洋学史学会に所属する大学院生・学部生を中心とする若手部会です。

【6月オンライン例会】内容報告

 洋学史学会若手部会初の試みとして、隔週土曜日にオンライン例会を開催いたしました。全国各地に居住する会員が参集できたのも、オンライン例会ならではなのかもしれません。例会後に開催した茶話会(情報交換会)も、会員同士が久ぶりに顔をあわせ、近況報告などが行われました。

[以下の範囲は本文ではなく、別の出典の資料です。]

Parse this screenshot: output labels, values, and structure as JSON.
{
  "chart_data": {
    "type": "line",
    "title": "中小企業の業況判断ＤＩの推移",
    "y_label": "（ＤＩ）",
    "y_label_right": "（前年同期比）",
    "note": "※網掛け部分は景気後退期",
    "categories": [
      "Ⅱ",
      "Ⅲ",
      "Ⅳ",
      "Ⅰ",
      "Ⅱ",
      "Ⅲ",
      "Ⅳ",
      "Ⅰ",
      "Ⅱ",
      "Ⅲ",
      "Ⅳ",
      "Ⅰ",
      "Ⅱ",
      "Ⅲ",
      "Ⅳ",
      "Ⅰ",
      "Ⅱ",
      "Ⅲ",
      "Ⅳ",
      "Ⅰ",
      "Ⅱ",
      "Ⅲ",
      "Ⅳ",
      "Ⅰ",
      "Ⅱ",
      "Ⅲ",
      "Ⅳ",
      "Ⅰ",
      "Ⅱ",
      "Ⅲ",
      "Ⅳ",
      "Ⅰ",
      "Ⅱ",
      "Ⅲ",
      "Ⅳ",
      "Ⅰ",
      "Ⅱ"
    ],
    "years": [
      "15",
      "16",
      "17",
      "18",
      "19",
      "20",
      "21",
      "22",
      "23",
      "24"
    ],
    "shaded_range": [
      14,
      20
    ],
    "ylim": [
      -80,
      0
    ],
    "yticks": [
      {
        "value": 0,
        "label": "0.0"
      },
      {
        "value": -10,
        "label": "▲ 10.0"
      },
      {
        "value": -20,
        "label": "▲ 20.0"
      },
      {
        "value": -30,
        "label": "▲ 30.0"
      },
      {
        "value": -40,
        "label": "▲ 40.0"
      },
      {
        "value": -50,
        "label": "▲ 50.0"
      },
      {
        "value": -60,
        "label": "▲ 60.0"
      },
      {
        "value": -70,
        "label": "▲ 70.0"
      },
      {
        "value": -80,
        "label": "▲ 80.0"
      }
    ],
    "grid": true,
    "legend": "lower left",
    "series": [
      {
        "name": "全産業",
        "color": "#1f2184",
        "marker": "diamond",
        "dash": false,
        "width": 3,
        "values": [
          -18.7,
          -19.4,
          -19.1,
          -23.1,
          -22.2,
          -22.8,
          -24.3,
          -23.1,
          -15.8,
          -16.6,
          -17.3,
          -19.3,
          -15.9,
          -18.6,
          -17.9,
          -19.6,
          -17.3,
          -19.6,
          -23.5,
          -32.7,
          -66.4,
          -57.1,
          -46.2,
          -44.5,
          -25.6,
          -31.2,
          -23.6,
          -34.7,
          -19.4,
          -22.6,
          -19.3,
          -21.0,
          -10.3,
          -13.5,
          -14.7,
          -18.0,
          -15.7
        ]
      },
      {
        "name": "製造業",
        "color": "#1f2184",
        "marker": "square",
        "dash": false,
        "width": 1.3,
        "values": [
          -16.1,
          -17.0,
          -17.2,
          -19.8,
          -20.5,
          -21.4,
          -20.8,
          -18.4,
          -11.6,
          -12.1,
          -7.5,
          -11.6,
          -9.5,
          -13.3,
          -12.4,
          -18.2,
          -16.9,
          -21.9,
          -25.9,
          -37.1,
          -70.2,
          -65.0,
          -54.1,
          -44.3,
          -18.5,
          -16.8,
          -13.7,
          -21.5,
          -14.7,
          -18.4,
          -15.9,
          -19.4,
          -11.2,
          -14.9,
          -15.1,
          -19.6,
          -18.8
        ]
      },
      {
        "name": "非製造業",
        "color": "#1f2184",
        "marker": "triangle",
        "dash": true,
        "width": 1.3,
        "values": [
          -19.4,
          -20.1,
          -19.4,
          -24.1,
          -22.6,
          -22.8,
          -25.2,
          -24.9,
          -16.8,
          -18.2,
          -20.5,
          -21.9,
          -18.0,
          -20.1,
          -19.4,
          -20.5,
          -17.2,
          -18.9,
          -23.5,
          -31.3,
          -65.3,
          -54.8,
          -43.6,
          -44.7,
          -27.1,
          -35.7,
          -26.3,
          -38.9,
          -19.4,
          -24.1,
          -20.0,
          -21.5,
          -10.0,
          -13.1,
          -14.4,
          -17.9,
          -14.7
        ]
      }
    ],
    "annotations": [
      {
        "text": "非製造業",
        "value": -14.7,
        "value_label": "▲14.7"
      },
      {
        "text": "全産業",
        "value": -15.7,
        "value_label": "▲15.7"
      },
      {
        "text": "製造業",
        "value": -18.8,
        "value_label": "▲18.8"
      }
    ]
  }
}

少しずつではありますが、通常の例会の姿を取り戻しつつあります。
 以下に例会の概要を報告いたします。

《6月オンライン例会①》
日時:2020年6月6日(土)14:00~15:00
報告者:武正泰史(東京大学大学院総合文化研究科博士後期課程)
報告タイトル:「和算書『拾璣算法』に関する検討―秘伝とその普及について」

 本報告は、和算書『拾璣算法』(1766年自序・1769年刊)について、本書に記される秘伝の実態や出版状況などを解明することを目的としたものであった。
 まず、久留米藩士・吉村光高『計子秘解』(1770年成)の自序を読み解くことで、『拾璣算法』の編著者・豊田文景は、久留米藩第7代藩主・有馬頼徸である可能性が極めて高いことを実証的に示した。また『拾璣算法』に記される秘伝「点竄術」の大部分は、頼徸『点竄探矩法』(1747年成)からの引用であることや、頼徸は入江修敬から点竄術を学んだであろうことを指摘した。さらに『拾璣算法』の諸本50点を書誌調査した上で、江戸・須原屋茂兵衛を中心とする初版本から京都・天王寺屋市郎兵衛を中心とする求版本に至るまで、その出版状況の流れを整理・報告し、本書の需要の大きさを確認した。
 質疑応答では、和算史における『拾璣算法』の位置づけや意義、読者層の問題、秘伝公開による周囲の反応、頼徸の学習歴に関する質問がなされた。また、『拾璣算法』を出版した頼徸の意図や、本書を売り出す際の出版戦略(出版ルート)に関することなども議論された。                                      
                              (文・吉田宰)

《6月オンライン例会②》

日時:2020年6月20日(土)14:00~15:00
報告者:阿部大地(佐賀県立博物館学芸員)
報告タイトル:「ウィーン万国博覧会に向けた出品準備と『産物大略』の影響」

 1872年正月、明治新政府はウィーン万博への展示品を収集するため、太政官布告によって、全国に資料の収集を求めた。その際、博覧会事務局が「産物大略」を作成し、各地で収集されるべき品々のリストを各県に配布した。本報告は、「産物大略」を送付された各府県が、いかにその命に応えようとしたかを、いくつかの県の事例を取り上げながら明らかにしたものであった。
 報告後の質疑では、「産物大略」のあとに編纂された『府県物産志』などの成立時期、「産物大略」作成時に参照された情報、ウィーン万博における大隈重信・佐野常民の位置づけ、「産物大略」に占める鉱物の多さの理由、展示品に関するキャプション作成の有無、「産物大略」成立後ののにどのように使われたか、本報告の博士論文全体における位置づけなどが議論された。